8. Considérant, en dernier lieu, qu’aux termes de l’article 75 du règlement (CE) n° 1122/2009 du 30 novembre 2009 susvisé relatif à la  » force majeure et circonstances exceptionnelles  » :  » 1. Lorsqu’un agriculteur n’a pas été en mesure de respecter ses engagements en raison d’un cas de force majeure ou de circonstances exceptionnelles visées à l’article 31 du règlement (CE) no 73/2009, le droit à l’aide lui reste acquis pour la surface ou les animaux admissibles au moment où le cas de force majeure ou les circonstances exceptionnelles sont intervenus.

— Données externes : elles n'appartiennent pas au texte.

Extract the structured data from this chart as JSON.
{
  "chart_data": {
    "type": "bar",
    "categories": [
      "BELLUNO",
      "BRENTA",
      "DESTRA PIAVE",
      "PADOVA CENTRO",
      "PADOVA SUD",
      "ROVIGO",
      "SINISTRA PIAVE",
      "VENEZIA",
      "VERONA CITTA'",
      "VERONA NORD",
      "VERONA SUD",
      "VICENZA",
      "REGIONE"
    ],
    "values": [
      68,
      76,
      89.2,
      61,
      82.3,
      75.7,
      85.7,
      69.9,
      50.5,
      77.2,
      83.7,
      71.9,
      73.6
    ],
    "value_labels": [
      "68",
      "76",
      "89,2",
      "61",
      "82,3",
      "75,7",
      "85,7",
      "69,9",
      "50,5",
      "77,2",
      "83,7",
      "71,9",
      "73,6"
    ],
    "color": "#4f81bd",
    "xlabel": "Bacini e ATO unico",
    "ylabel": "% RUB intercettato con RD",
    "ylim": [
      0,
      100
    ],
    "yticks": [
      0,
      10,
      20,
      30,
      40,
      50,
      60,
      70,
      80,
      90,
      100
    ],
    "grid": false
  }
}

En outre, lorsque la non-conformité résultant de ces cas de force majeure ou de circonstances exceptionnelles concerne la conditionnalité, la réduction correspondante n’est pas appliquée.2. Les cas de force majeure et les circonstances exceptionnelles au sens de l’article 31 du règlement (CE) no 73/2009 sont notifiés par écrit à l’autorité compétente et les preuves y afférentes sont apportées à la satisfaction de celle-ci dans un délai de dix jours ouvrables à partir du jour où l’agriculteur est en mesure de le faire. « , et qu’aux termes de l’article 31 du règlement n° 73/2009 du 19 janvier 2009 susvisé relatif à la force majeure et aux circonstances exceptionnelles :  » Aux fins du présent règlement, sont notamment reconnus comme cas de force majeure ou circonstances exceptionnelles par l’autorité compétente les cas suivants: a) le décès de l’agriculteur ; b) l’incapacité professionnelle de longue durée de l’agriculteur; c) une catastrophe naturelle grave qui affecte de façon importante la surface agricole de l’exploitation; d) la destruction accidentelle des bâtiments de l’exploitation destinés à l’élevage; e) une épizootie affectant tout ou partie du cheptel de l’agriculteur.  » ;

9. Considérant que la Cour de justice des Communautés européennes a jugé, notamment dans ses arrêts du 13 octobre 1993, An Bord Bainne Co-operative Ltd, aff. C-124/92, et du 7 décembre 1993, Edmond Huygen, aff. C-12/92, que, dans le domaine des aides à l’agriculture, la notion de force majeure n’est pas limitée à celle d’impossibilité absolue, mais doit être entendue dans le sens de circonstances étrangères à l’opérateur concerné, anormales et imprévisibles, dont les conséquences n’auraient pu être évitées qu’au prix de sacrifices excessifs, malgré toutes les diligences déployées ;

10. Considérant que la circonstance que M. C…n’aurait pu exploiter les terrains litigieux du fait de l’occupation illégale de la partie de ces parcelles comprenant la seule source pérenne en période estivale par un autre exploitant ne constitue pas une circonstance exceptionnelle ou un cas de force majeure ni au sens et pour l’application des articles 75 du règlement n° 1122/2009 et 31 du règlement n° 73/2009, ni au sens de la jurisprudence précitée qui aurait permis, le cas échéant, de lui permettre de conserver le bénéfice des aides communautaires s’y rapportant ;

11. Considérant qu’il résulte de ce qui précède que M. C…n’est pas fondé à soutenir que c’est à tort que, par le jugement attaqué, le tribunal administratif de Clermont-Ferrand a rejeté sa demande ;

Sur les conclusions tendant au bénéfice des dispositions de l’article L. 761-1 du code de justice administrative :

12. Considérant que les dispositions de l’article L. 761-1 du code de justice administrative font obstacle à ce que l’Etat qui n’est pas, dans la présente instance, la partie perdante, soit condamné à payer à M. C…la somme qu’il demande au titre des frais exposés par lui et non compris dans les dépens ;

DECIDE :
Article 1er : La requête de M. C…est rejetée.
Article 2 : Les conclusions de M. C…tendant à l’application de l’article L. 761-1 du code de justice administrative sont rejetées.
Article 3 : Le présent arrêt sera notifié à M. D…C…et au ministre de l’agriculture, de l’agroalimentaire et de la forêt.
Délibéré après l’audience du 5 mai 2015 à laquelle siégeaient :
M. Martin, président de chambre,
Mme Dèche, premier conseiller,
Mme Peuvrel, premier conseiller.
Lu en audience publique, le 26 mai 2015.